La solución, entonces, no está solo en la transparencia (que, por cierto, es importante) sino también en hacer que las redes informales sean menos efectivas o más costosas de utilizar. En este sentido, una propuesta concreta para un mejor diseño institucional sería introducir mecanismos de asignación aleatoria y anonimización en los procesos burocráticos. Por ejemplo, para un conjunto arbitrariamente grande de trámites es posible generar mecanismos aleatorios de asignación entre los funcionarios públicos de casos innominados a resolver o tramitar. Con esto, se rompe la conexión directa entre el usuario y el burócrata que podría otorgar un favor. Al no saber quién gestionará su solicitud, el usuario pierde la capacidad de utilizar sus conexiones para saltarse las reglas y, por ende, el mecanismo informal pierde eficacia.
En resumen, el Caso Hermosilla es un recordatorio de que las redes informales de favores no son solo un problema ético o de transparencia, que lleva a la ciudadanía a tomar el palco, dejarse sorprender por el escándalo, rasgar vestiduras y reclamar contra las élites.
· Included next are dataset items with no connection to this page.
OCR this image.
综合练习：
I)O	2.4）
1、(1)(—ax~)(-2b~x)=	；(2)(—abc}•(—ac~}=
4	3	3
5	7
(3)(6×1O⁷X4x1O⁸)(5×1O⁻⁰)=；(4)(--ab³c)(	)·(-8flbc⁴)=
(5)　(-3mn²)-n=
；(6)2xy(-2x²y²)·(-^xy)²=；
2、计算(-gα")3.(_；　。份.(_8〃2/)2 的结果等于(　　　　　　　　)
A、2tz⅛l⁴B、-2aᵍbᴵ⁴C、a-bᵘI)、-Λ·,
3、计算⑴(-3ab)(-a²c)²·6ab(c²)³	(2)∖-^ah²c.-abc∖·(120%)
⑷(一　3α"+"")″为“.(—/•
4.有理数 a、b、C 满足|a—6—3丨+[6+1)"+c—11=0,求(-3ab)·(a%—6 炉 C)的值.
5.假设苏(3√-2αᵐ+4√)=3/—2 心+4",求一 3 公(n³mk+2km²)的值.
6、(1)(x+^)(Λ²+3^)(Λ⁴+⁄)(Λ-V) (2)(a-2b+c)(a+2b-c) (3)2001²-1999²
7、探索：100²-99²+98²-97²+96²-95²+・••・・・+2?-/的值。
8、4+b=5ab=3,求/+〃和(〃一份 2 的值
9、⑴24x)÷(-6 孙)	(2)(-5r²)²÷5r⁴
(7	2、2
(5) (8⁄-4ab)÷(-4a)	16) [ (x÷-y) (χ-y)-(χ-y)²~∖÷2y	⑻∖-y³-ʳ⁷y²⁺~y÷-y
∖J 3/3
Al contrario, es una oportunidad para mirar las prácticas repartidas a lo largo y ancho del territorio y reflexionar sobre la cultura del pituto, del compadrazgo, la gauchada, el jeitinho que son cuestiones estructurales en las sociedades latinoamericanas. Situación que requiere soluciones innovadoras a la hora de diseñar instituciones y procesos.
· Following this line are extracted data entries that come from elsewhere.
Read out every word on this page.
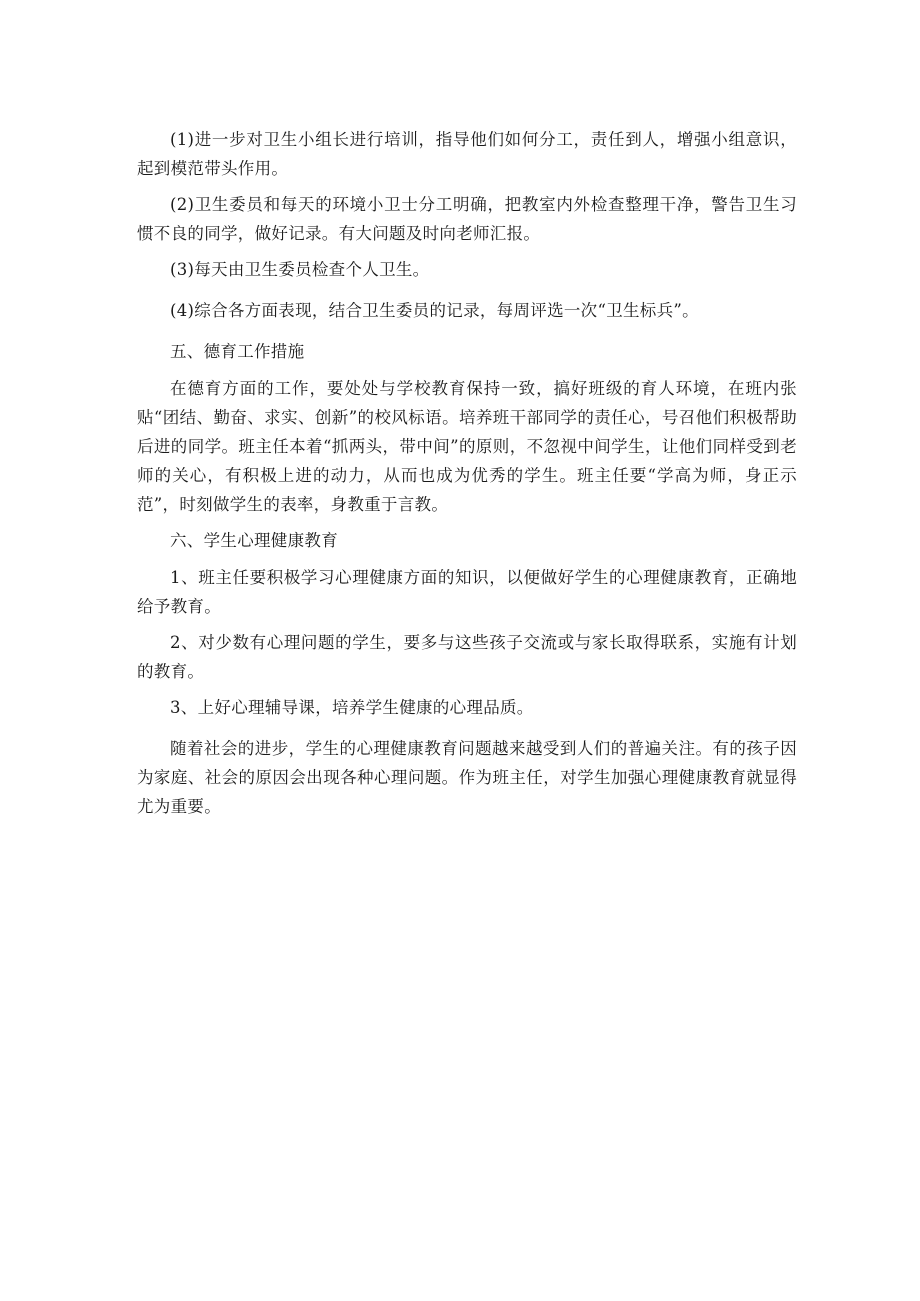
(1)进一步对卫生小组长进行培训，指导他们如何分工，责任到人，增强小组意识，起到模范带头作用。

(2)卫生委员和每天的环境小卫士分工明确，把教室内外检查整理干净，警告卫生习惯不良的同学，做好记录。有大问题及时向老师汇报。

(3)每天由卫生委员检查个人卫生。

(4)综合各方面表现，结合卫生委员的记录，每周评选一次“卫生标兵”。

五、德育工作措施

在德育方面的工作，要处处与学校教育保持一致，搞好班级的育人环境，在班内张贴“团结、勤奋、求实、创新”的校风标语。培养班干部同学的责任心，号召他们积极帮助后进的同学。班主任本着“抓两头，带中间”的原则，不忽视中间学生，让他们同样受到老师的关心，有积极上进的动力，从而也成为优秀的学生。班主任要“学高为师，身正示范”，时刻做学生的表率，身教重于言教。

六、学生心理健康教育

1、班主任要积极学习心理健康方面的知识，以便做好学生的心理健康教育，正确地给予教育。

2、对少数有心理问题的学生，要多与这些孩子交流或与家长取得联系，实施有计划的教育。

3、上好心理辅导课，培养学生健康的心理品质。

随着社会的进步，学生的心理健康教育问题越来越受到人们的普遍关注。有的孩子因为家庭、社会的原因会出现各种心理问题。作为班主任，对学生加强心理健康教育就显得尤为重要。
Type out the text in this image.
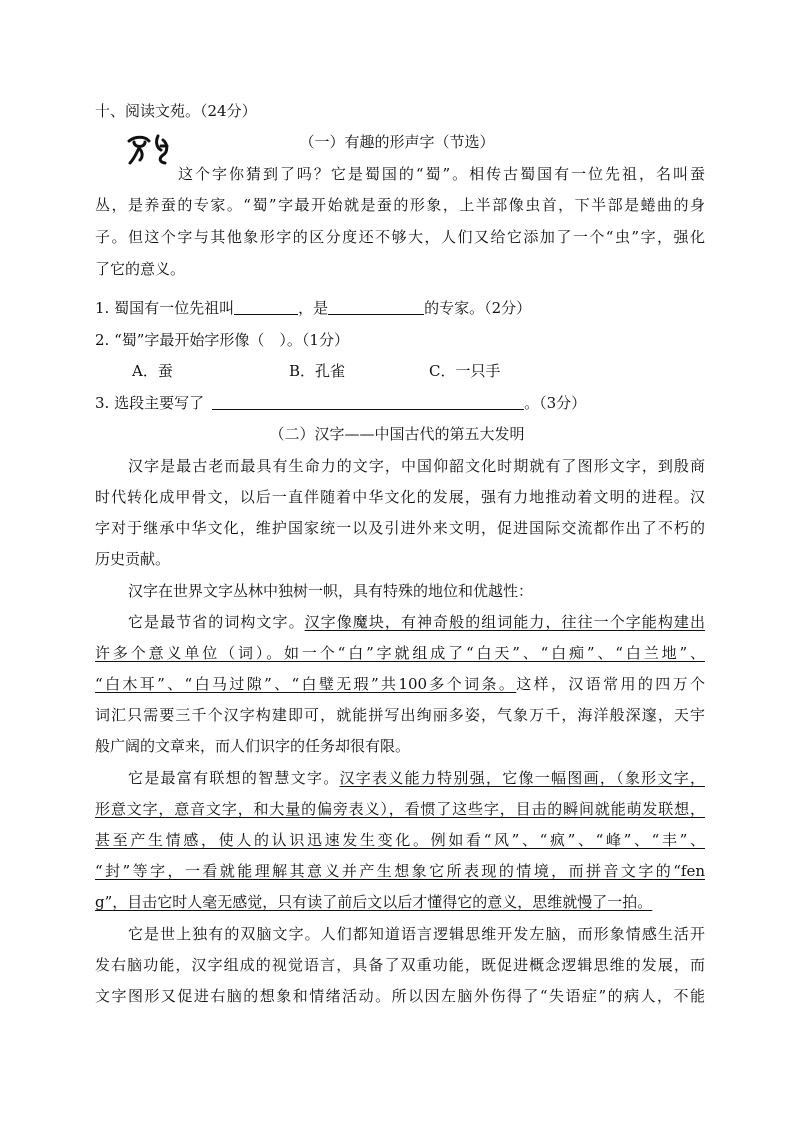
十、阅读文苑。（24分）
（一）有趣的形声字（节选）
这个字你猜到了吗？它是蜀国的“蜀”。相传古蜀国有一位先祖，名叫蚕
丛，是养蚕的专家。“蜀”字最开始就是蚕的形象，上半部像虫首，下半部是蜷曲的身
子。但这个字与其他象形字的区分度还不够大，人们又给它添加了一个“虫”字，强化
了它的意义。
1. 蜀国有一位先祖叫	，是	的专家。（2分）
2. “蜀”字最开始字形像（　）。（1分）
A．蚕	B．孔雀	C．一只手
3. 选段主要写了	。（3分）
（二）汉字——中国古代的第五大发明
汉字是最古老而最具有生命力的文字，中国仰韶文化时期就有了图形文字，到殷商
时代转化成甲骨文，以后一直伴随着中华文化的发展，强有力地推动着文明的进程。汉
字对于继承中华文化，维护国家统一以及引进外来文明，促进国际交流都作出了不朽的
历史贡献。
汉字在世界文字丛林中独树一帜，具有特殊的地位和优越性：
它是最节省的词构文字。汉字像魔块，有神奇般的组词能力，往往一个字能构建出
许多个意义单位（词）。如一个“白”字就组成了“白天”、“白痴”、“白兰地”、
“白木耳”、“白马过隙”、“白璧无瑕”共100多个词条。这样，汉语常用的四万个
词汇只需要三千个汉字构建即可，就能拼写出绚丽多姿，气象万千，海洋般深邃，天宇
般广阔的文章来，而人们识字的任务却很有限。
它是最富有联想的智慧文字。汉字表义能力特别强，它像一幅图画，（象形文字，
形意文字，意音文字，和大量的偏旁表义），看惯了这些字，目击的瞬间就能萌发联想，
甚至产生情感，使人的认识迅速发生变化。例如看“风”、“疯”、“峰”、“丰”、
“封”等字，一看就能理解其意义并产生想象它所表现的情境，而拼音文字的“fen
g”，目击它时人毫无感觉，只有读了前后文以后才懂得它的意义，思维就慢了一拍。
它是世上独有的双脑文字。人们都知道语言逻辑思维开发左脑，而形象情感生活开
发右脑功能，汉字组成的视觉语言，具备了双重功能，既促进概念逻辑思维的发展，而
文字图形又促进右脑的想象和情绪活动。所以因左脑外伤得了“失语症”的病人，不能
La competencia entre reglas formales e informales perpetúa un mal equilibrio que erosiona la confianza en las instituciones y favorece la desigualdad. Si queremos salir de este círculo vicioso, debemos repensar cómo interactuamos con nuestras instituciones y diseñar mecanismos que reduzcan el poder de las redes informales. Introducir azar y criterios de doble ciego en el sistema burocrático es una forma concreta de comenzar a romper la lógica del favor e impulsar la primacía de las reglas formales.
Referencia:
Fabrega, J. (2009). Who is Who in Petty Corruption: The Rationality Behind Small Bribes. PhD Dissertation. University of Chicago.